See the [architecture docs](https://BaklazhenkoNikita.github.io/policyarena/architecture/) for the full game package structure and extending guide.

## Error Handling

All domain errors inherit from `PolicyArenaError` and carry machine-readable `code`, `message`, and `details` fields:

```python
from policy_arena.errors import GameNotFoundError, StrategyNotFoundError

try:
    pa.run(config)
except GameNotFoundError as e:
    print(e.code)     # "GAME_NOT_FOUND"
    print(e.details)  # {"game_id": "...", "available": [...]}
except StrategyNotFoundError as e:
    print(e.code)     # "STRATEGY_NOT_FOUND"
```

| Error | Code | When |
|-------|------|------|
| `GameNotFoundError` | `GAME_NOT_FOUND` | Game ID not in registry |
| `StrategyNotFoundError` | `STRATEGY_NOT_FOUND` | Strategy not registered for a game |
| `ConfigValidationError` | `CONFIG_VALIDATION_ERROR` | Scenario config fails validation |
| `SimulationError` | `SIMULATION_ERROR` | Simulation fails during execution |
| `LLMProviderError` | `LLM_PROVIDER_ERROR` | LLM provider call fails irrecoverably |
| `LLMNotInstalledError` | `LLM_NOT_INSTALLED` | LLM deps missing |

## Development

```bash
git clone https://github.com/BaklazhenkoNikita/policyarena.git
cd policyarena
uv sync --all-extras          # install all optional deps
uv run pre-commit install     # set up ruff check + format hooks
uv run pytest tests/ -x       # run tests
uv run ruff check src/ tests/
uv run ruff format --check src/ tests/
uv run mypy src/policy_arena/
```

CI runs on Python 3.12 and 3.13 with lint, format check, type check, and tests (65% coverage threshold).

## Contributing

See [CONTRIBUTING.md](CONTRIBUTING.md) for setup, code style, and how to add new games.
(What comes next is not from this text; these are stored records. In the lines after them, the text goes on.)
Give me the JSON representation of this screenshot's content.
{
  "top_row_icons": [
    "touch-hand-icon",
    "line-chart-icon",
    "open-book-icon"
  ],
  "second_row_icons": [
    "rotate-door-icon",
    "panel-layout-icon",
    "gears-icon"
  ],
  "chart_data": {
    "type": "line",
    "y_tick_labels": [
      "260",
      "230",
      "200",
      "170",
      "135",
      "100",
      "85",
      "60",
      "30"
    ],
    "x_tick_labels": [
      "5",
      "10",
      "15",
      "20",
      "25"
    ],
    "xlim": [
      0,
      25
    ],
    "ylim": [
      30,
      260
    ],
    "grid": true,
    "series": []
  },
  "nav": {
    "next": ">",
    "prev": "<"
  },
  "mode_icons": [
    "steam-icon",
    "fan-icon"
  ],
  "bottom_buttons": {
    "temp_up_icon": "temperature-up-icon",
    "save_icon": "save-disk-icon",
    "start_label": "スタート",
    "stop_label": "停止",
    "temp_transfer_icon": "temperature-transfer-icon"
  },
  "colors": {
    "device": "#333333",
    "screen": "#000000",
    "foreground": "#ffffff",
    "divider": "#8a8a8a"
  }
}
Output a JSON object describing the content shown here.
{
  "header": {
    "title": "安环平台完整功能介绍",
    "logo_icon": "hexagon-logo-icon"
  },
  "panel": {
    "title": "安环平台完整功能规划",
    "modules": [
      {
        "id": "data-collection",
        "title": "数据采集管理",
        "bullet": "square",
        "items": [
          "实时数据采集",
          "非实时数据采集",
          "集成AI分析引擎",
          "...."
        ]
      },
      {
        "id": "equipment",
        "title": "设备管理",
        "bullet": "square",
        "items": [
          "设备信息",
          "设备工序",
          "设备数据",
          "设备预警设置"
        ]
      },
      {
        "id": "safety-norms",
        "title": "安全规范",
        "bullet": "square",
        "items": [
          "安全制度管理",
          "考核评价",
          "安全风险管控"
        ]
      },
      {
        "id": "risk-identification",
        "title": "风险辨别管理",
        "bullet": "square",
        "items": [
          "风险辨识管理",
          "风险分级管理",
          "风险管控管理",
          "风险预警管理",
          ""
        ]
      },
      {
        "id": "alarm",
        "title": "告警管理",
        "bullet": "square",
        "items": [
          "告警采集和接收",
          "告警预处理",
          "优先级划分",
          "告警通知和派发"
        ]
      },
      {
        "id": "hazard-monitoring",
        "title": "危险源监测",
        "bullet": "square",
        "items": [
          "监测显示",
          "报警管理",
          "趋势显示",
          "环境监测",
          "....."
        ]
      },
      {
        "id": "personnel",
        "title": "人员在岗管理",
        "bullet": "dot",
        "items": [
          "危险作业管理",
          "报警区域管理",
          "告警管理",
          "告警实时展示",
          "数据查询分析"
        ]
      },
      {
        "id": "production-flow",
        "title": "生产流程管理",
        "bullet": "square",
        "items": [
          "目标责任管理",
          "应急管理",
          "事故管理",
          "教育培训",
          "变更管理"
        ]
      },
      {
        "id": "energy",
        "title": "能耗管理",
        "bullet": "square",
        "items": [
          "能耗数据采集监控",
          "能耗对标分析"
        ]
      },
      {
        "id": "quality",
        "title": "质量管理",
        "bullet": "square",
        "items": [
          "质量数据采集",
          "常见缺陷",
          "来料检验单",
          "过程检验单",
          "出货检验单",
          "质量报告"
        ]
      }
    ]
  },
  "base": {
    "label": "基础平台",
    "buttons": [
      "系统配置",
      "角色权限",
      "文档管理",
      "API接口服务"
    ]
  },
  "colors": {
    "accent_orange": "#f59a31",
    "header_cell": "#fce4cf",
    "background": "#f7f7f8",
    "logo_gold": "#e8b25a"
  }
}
Short version: fork, create a feature branch, open a PR targeting `main`.

## Built With

- [Mesa 3](https://mesa.readthedocs.io/) — Agent-based modeling (scheduling, topologies, data collection)
- [LangChain](https://python.langchain.com/) — Provider-agnostic LLM integration
- [Pydantic](https://docs.pydantic.dev/) — Config validation and LLM structured output
- [Polars](https://pola.rs/) — Parquet output for results
- [Typer](https://typer.tiangolo.com/) — CLI
- [Langfuse](https://langfuse.com/) — Optional LLM tracing

## License

[MIT](LICENSE) — Copyright 2026 Nikita Baklazhenko

---

See [CHANGELOG.md](CHANGELOG.md) for release history.